Thomas Wictor

Why I love the moon

Why I love the moon

Ever since childhood the moon has fascinated me. The full moon was amazing; I saw a rabbit playing a conga. The Japanese say the rabbit is pounding rice to make mochi.

I’ve always loved crescent-moon faces, such as in this photo. It’s a perfect illustration of my feelings about the moon, because along with my love for it, there’s always been longing. I now understand that the moon meant escape. I wanted to be up there, somewhere else, in the quiet and calm.

The moon has figured prominently in both the art I consume and the art I try to create. One of my favorite Gentle Giant songs is “The Moon is Down,” off the aptly titled album Acquiring the Taste. The band isn’t for everyone, but what is? My lunar ambivalence is mirrored in the emotional arc of the song. Though initially mournful it transforms into a celebration that’s still tinged with sadness.

Rickie Lee Jones’s “The Moon is Made of Gold” is another ambiguous song that expresses an optimism that contrasts with the poignant melodies and elegiac delivery. In parts the song is almost sinister, with its reference to visions creeping into your dreams. That’s a specific verb, “creep.”

And then of course there’s the unforgettable lullaby in Charles Laughton’s masterpiece The Night of the Hunter. I always wanted to fly away, into the moon.

A lunatic was once someone “affected with periodic insanity, dependent on the changes of the moon.” Such a person was “moon-struck” or “moon-sick.” The moon caused epidemics of uncontrollable dancing in Medieval Europe.

I understand why. Like me, the dancers wanted to escape. The following episode occurred during a period of grief-induced psychosis.

Somewhere in Arizona I pulled off the freeway at three in the morning to urinate. The exit ramp went into the desert for about a hundred feet and then the paving ended. I got out and marveled at the brightness of the moonlight; I could actually read my copy of The Far Arena by it. The Saguaro cacti all held up their arms in surrender, the blue landscape silent as a tomb. When I yelled, “Pumpernickel!” as loudly as I could, the deep-space vacuum made me sound stranded and puny. I thought I might be dead, but that didn’t really bother me.

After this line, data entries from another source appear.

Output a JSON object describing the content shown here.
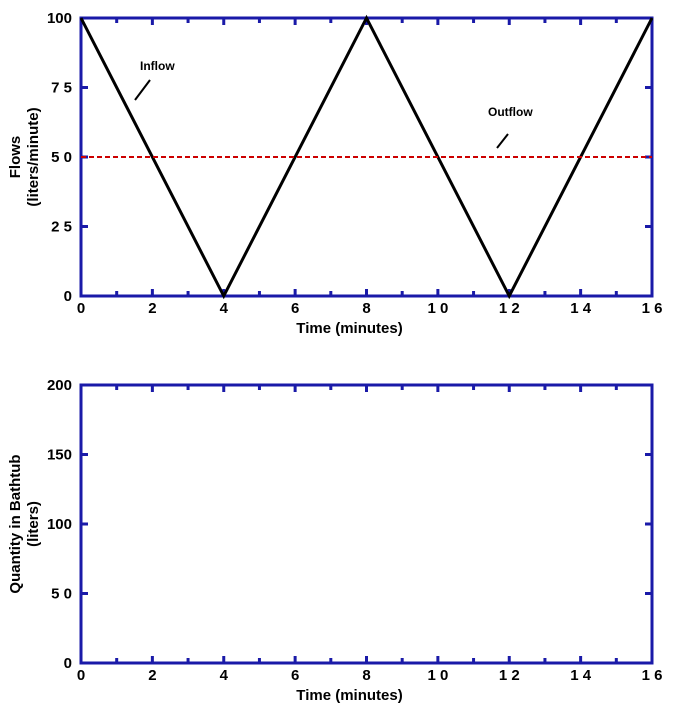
{
  "chart_data": [
    {
      "type": "line",
      "xlabel": "Time (minutes)",
      "ylabel": [
        "Flows",
        "(liters/minute)"
      ],
      "xlim": [
        0,
        16
      ],
      "ylim": [
        0,
        100
      ],
      "x_ticks": [
        "0",
        "2",
        "4",
        "6",
        "8",
        "1 0",
        "1 2",
        "1 4",
        "1 6"
      ],
      "y_ticks": [
        "0",
        "2 5",
        "5 0",
        "7 5",
        "100"
      ],
      "series": [
        {
          "name": "Inflow",
          "color": "#000000",
          "style": "solid",
          "x": [
            0,
            4,
            8,
            12,
            16
          ],
          "y": [
            100,
            0,
            100,
            0,
            100
          ]
        },
        {
          "name": "Outflow",
          "color": "#cc0000",
          "style": "dashed",
          "x": [
            0,
            16
          ],
          "y": [
            50,
            50
          ]
        }
      ],
      "annotations": [
        {
          "text": "Inflow",
          "target": "Inflow"
        },
        {
          "text": "Outflow",
          "target": "Outflow"
        }
      ]
    },
    {
      "type": "line",
      "xlabel": "Time (minutes)",
      "ylabel": [
        "Quantity in Bathtub",
        "(liters)"
      ],
      "xlim": [
        0,
        16
      ],
      "ylim": [
        0,
        200
      ],
      "x_ticks": [
        "0",
        "2",
        "4",
        "6",
        "8",
        "1 0",
        "1 2",
        "1 4",
        "1 6"
      ],
      "y_ticks": [
        "0",
        "5 0",
        "100",
        "150",
        "200"
      ],
      "series": []
    }
  ],
  "colors": {
    "frame": "#1a1aa8",
    "inflow": "#000000",
    "outflow": "#cc0000"
  }
}
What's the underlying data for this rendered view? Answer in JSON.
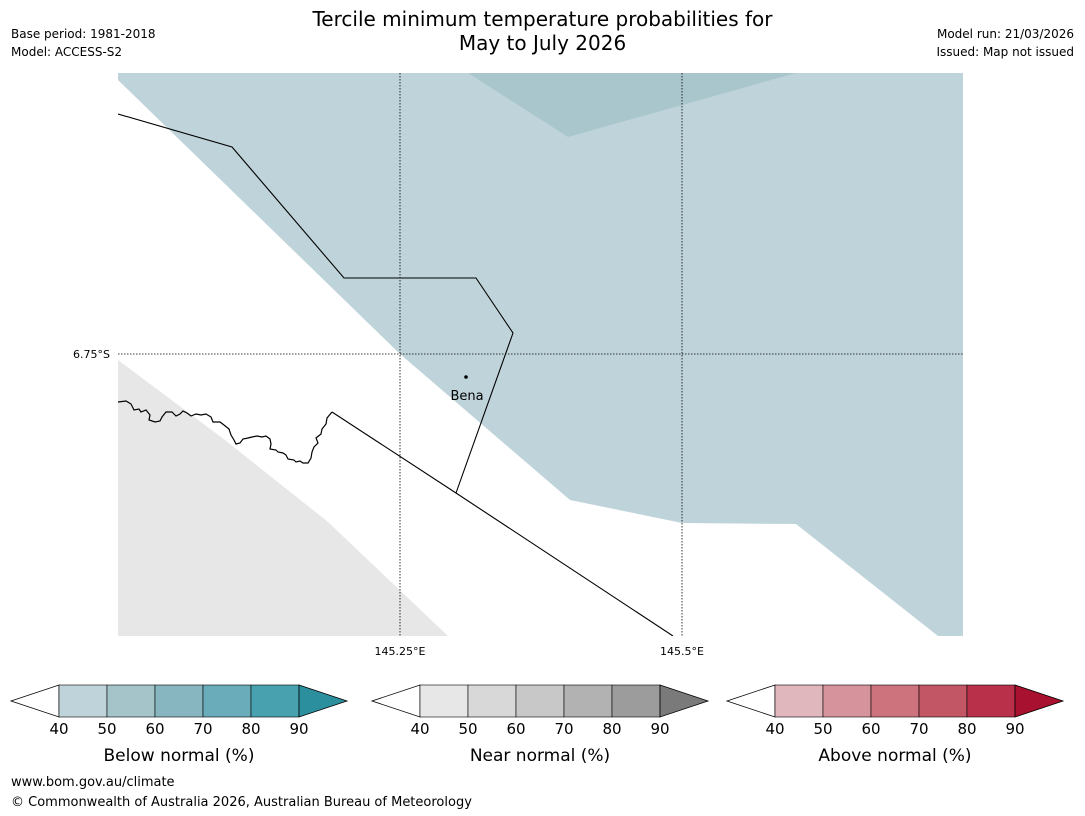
{
  "header": {
    "title_line1": "Tercile minimum temperature probabilities for",
    "title_line2": "May to July 2026",
    "base_period": "Base period: 1981-2018",
    "model": "Model: ACCESS-S2",
    "model_run": "Model run: 21/03/2026",
    "issued": "Issued: Map not issued"
  },
  "map": {
    "lat_label": "6.75°S",
    "lon_labels": [
      "145.25°E",
      "145.5°E"
    ],
    "place_name": "Bena"
  },
  "legends": [
    {
      "name": "below",
      "title": "Below normal (%)",
      "ticks": [
        "40",
        "50",
        "60",
        "70",
        "80",
        "90"
      ],
      "colors": [
        "#ffffff",
        "#bfd4da",
        "#a4c4ca",
        "#87b6c1",
        "#6aacb9",
        "#48a1ae",
        "#2b8f9e"
      ]
    },
    {
      "name": "near",
      "title": "Near normal (%)",
      "ticks": [
        "40",
        "50",
        "60",
        "70",
        "80",
        "90"
      ],
      "colors": [
        "#ffffff",
        "#e7e7e7",
        "#d8d8d8",
        "#c8c8c8",
        "#b2b2b2",
        "#9c9c9c",
        "#7a7a7a"
      ]
    },
    {
      "name": "above",
      "title": "Above normal (%)",
      "ticks": [
        "40",
        "50",
        "60",
        "70",
        "80",
        "90"
      ],
      "colors": [
        "#ffffff",
        "#e0b7bc",
        "#d6939c",
        "#cc737d",
        "#c25665",
        "#b9304a",
        "#a8112f"
      ]
    }
  ],
  "footer": {
    "url": "www.bom.gov.au/climate",
    "copyright": "© Commonwealth of Australia 2026, Australian Bureau of Meteorology"
  }
}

Ghosts and Ballyhoo, page 166

The moon plays a role in my fiction too.

At her condo we sat on her balcony during the full moon and peered through her telescope, talking about selenography, tides, madness, menstruation, Galileo, Jules Verne, and Claude Debussy. Both our fathers had explained that the moon had oceans and seas, lakes, bays, and marshes. She knew them all.

The Ocean of Storms. The Sea of Rains. The Sea of Clouds. The Sea of Vapors. The Sea of Moisture. The Sea of Cold. The Sea of Nectar. The Sea of Serenity. The Sea of Tranquility. The Sea of Fertility. The Sea of Ingenuity. The Sea of Crises. The Moscow Sea. The Eastern Sea. The Southern Sea. The Lake of Dreams. The Seething Bay. The Bay of Dew. The Bay of Rainbows. The Marsh of Sleep. The Marsh of Decay.

“When I was little,” she said, “Daddy promised that someday we’d go up and sail them, just him and me. I used to look for the descent stage of the Apollo 11 Lunar Module. I’d be out on the deck of our house every full moon with my little twenty-dollar rinky-dink scope, thinkin’ I could find that thing squattin’ up there like a big ol’ spider.”

I did exactly the same when I was a kid.

Chasing the Last Whale, pages 180-181

To a certain extent, the moon still represents escape. It’d be great to fly up into the clouds at night and get a closer look.

Or in the dusk.

I created my own moon with a flatbed scanner and the lens from a magnifying glass. Leaving the scanner lid open, turning on the overhead light, and tweaking the hue produced a nice result. It looks like someplace I’d like to visit.

I don’t think I can recommend The Man in the Moon, Resse Witherspoon’s debut film. Though extremely well made, it strikes too close to home. I’ve had enough pain in my life. Just so people know, my fiction isn’t going to be of the “And then…they died” school. Like my favorite art about the moon, my fiction will offer up myriad notes. It won’t be a bell tolling, “DOOM. DOOM. DOOM.”

Bobby McFerrin’s “Moondance” is one of those songs I had to hear only once for it to take permanent hold of me. Listening to it in the dorm room of my college, I knew that someday I’d get my moondance. And I did.

I love the moon, recognizing as I do that it represents loss, sorrow, calamity, and murdered opportunity. Yet it’s so beautiful.